Коваль понимал настроение Наташи, но сейчас ее настроение уже не было для него столь важно, как десять — пятнадцать минут назад, кое-какие догадки, родившиеся внезапно, стали для него существеннее, и он должен был не откладывая убедиться в их справедливости.
Надо было выяснить у Оксаны, в каком магазине, где, у кого она купила эти сапожки, а заодно и побеседовать с дочерью, но уже не о сапогах, а кое о чем ином, не менее важном…
Выйдя из дома, Коваль и Наташа сели в троллейбус и вскоре очутились на Владимирской улице. Сойдя с троллейбуса возле городского управления внутренних дел, Дмитрий Иванович мог попросить дежурную машину, но отказался от этой мысли, решив пройти пешком до университета, до первой остановки автобуса, идущего на окраину города к общежитию студентов.
Тем более что и говорить на такую щекотливую тему, как девичьи чувства, не удобно в машине при водителе.

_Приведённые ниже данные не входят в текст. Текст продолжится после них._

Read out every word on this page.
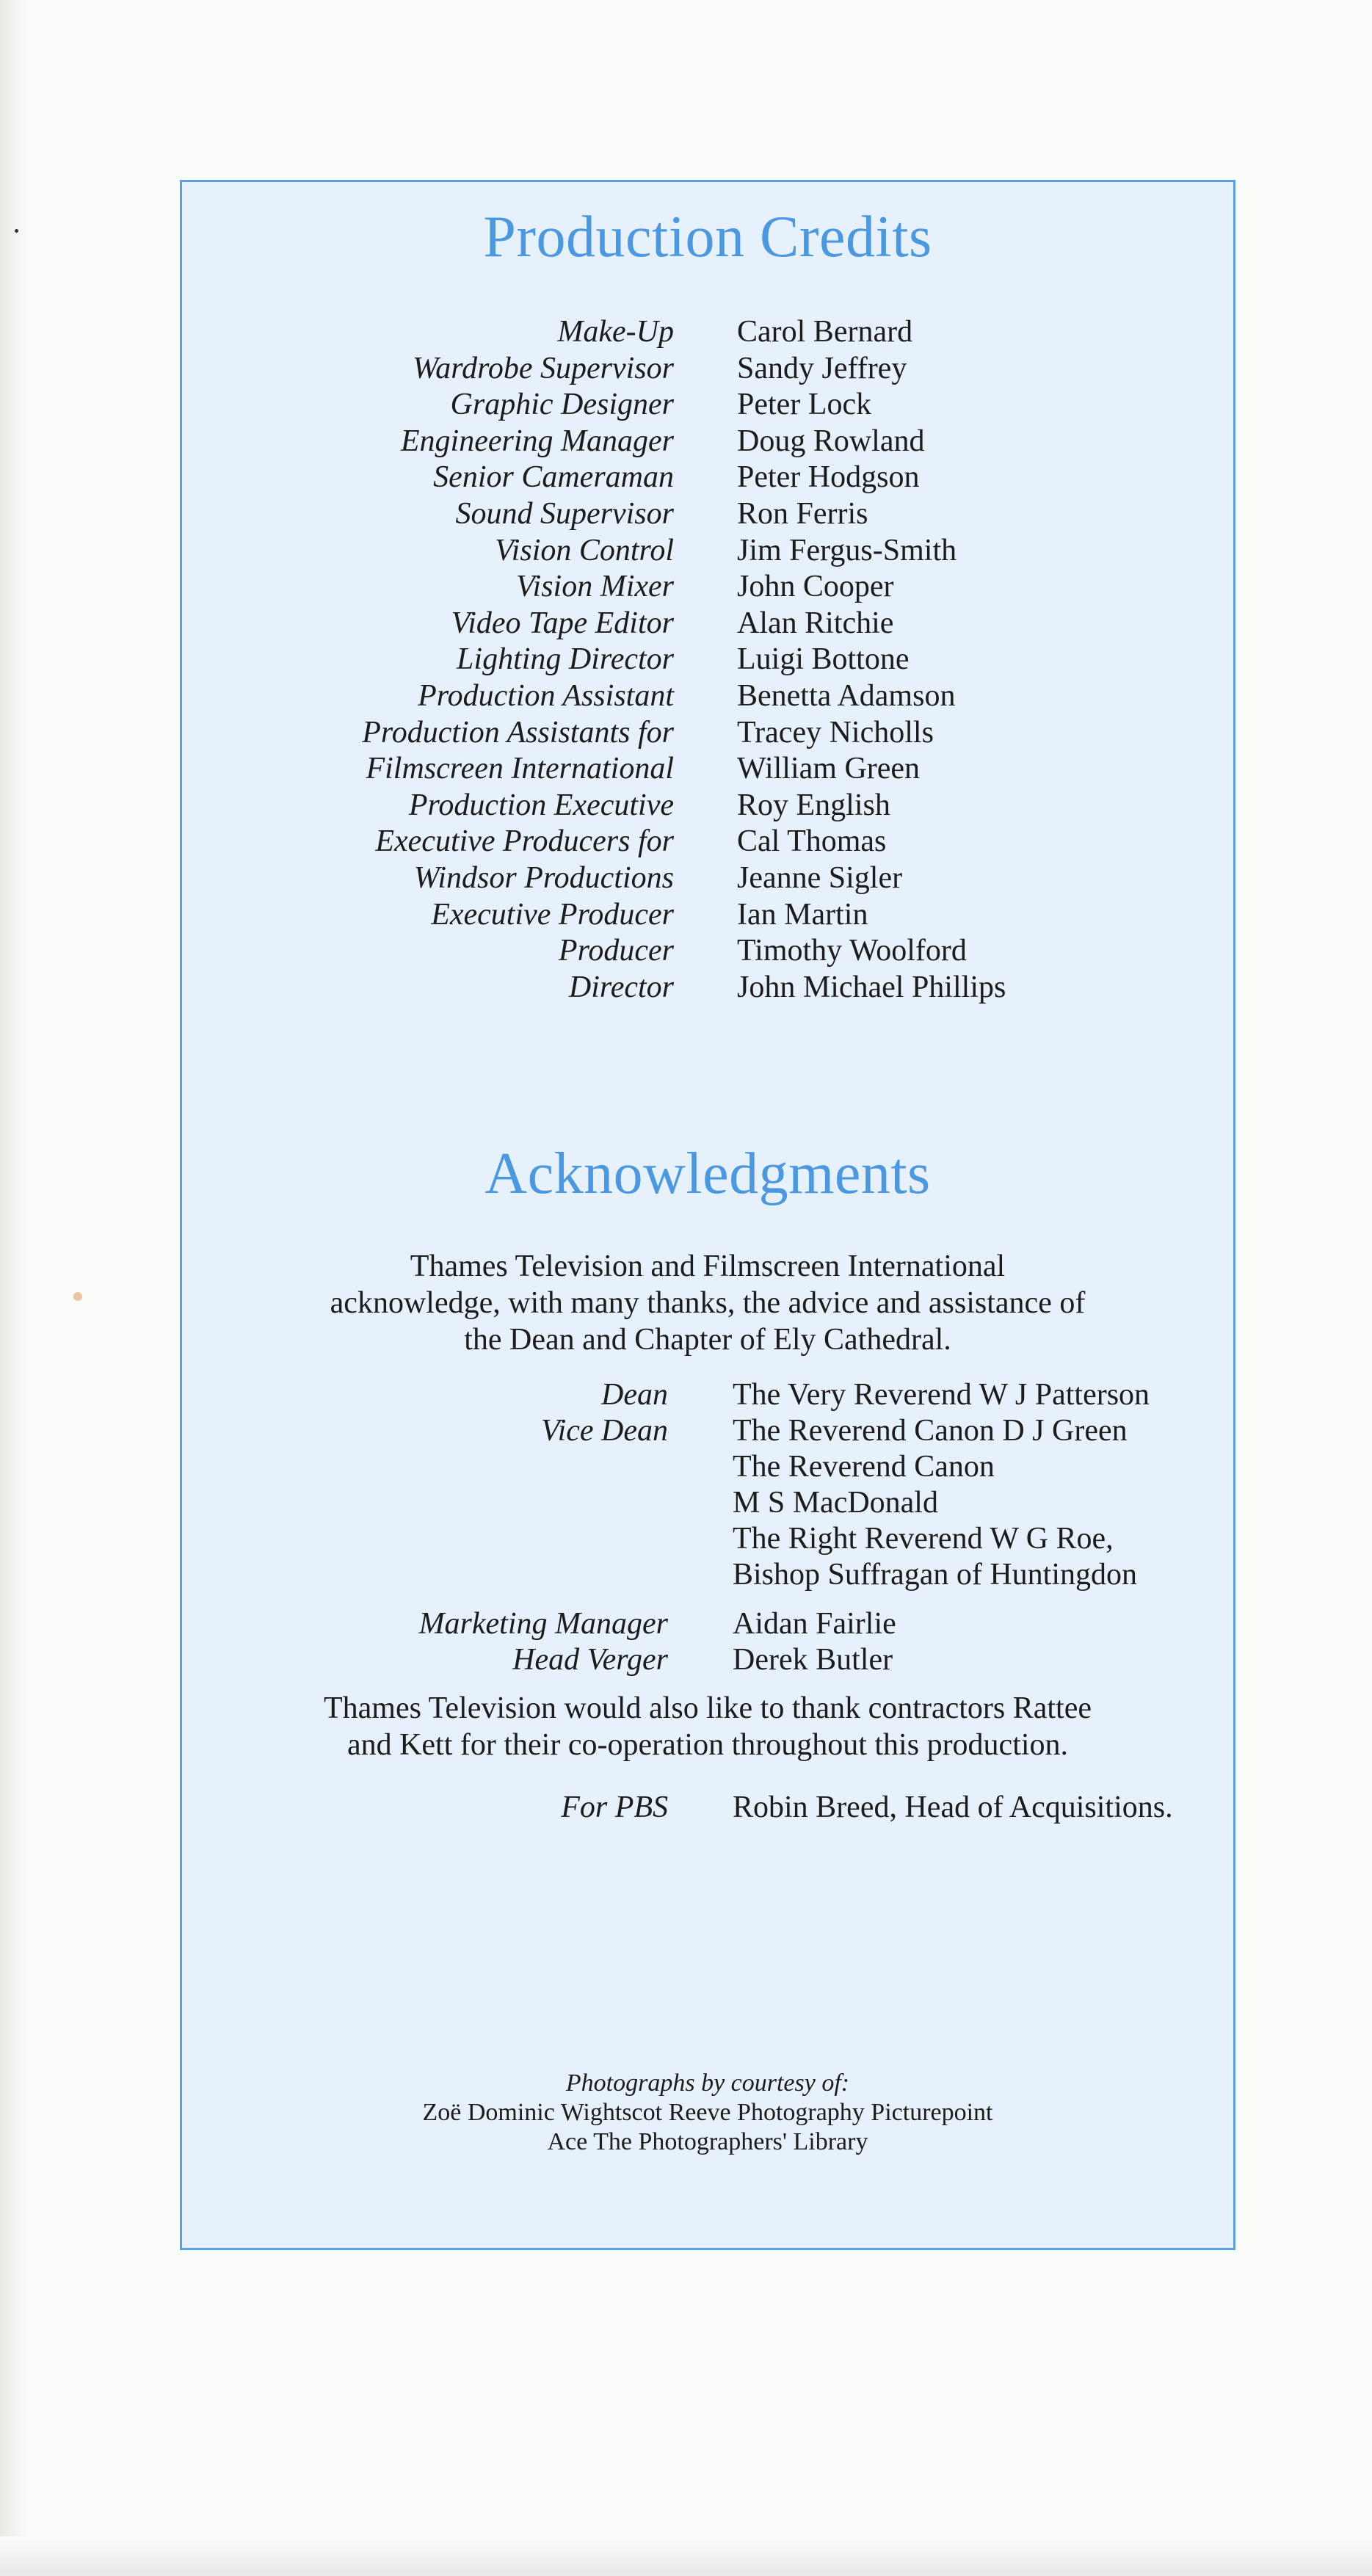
Production Credits
Make-Up Carol Bernard
Wardrobe Supervisor Sandy Jeffrey
Graphic Designer Peter Lock
Engineering Manager Doug Rowland
Senior Cameraman Peter Hodgson
Sound Supervisor Ron Ferris
Vision Control Jim Fergus-Smith
Vision Mixer John Cooper
Video Tape Editor Alan Ritchie
Lighting Director Luigi Bottone
Production Assistant Benetta Adamson
Production Assistants for Tracey Nicholls
Filmscreen International William Green
Production Executive Roy English
Executive Producers for Cal Thomas
Windsor Productions Jeanne Sigler
Executive Producer Ian Martin
Producer Timothy Woolford
Director John Michael Phillips
Acknowledgments
Thames Television and Filmscreen International
acknowledge, with many thanks, the advice and assistance of
the Dean and Chapter of Ely Cathedral.
Dean The Very Reverend W J Patterson
Vice Dean The Reverend Canon D J Green
The Reverend Canon
M S MacDonald
The Right Reverend W G Roe,
Bishop Suffragan of Huntingdon
Marketing Manager Aidan Fairlie
Head Verger Derek Butler
Thames Television would also like to thank contractors Rattee
and Kett for their co-operation throughout this production.
For PBS Robin Breed, Head of Acquisitions.
Photographs by courtesy of:
Zoë Dominic Wightscot Reeve Photography Picturepoint
Ace The Photographers' Library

После холодных, сырых, с пронизывающим ветром дней установилась прекрасная, словно по заказу, редкая в последние годы в Киеве сухая зима с легким морозцем, который, казалось, не холодил, а грел. Дышалось легко, и ноги сами несли по слегка заснеженным тротуарам. Владимирская улица четко обозначалась пунктиром фонарей, ярко сияющих в прозрачном воздухе, от Софийского собора вниз к университету.
Но ни Дмитрий Иванович, ни Наташа не обращали внимания на красоту вечернего города.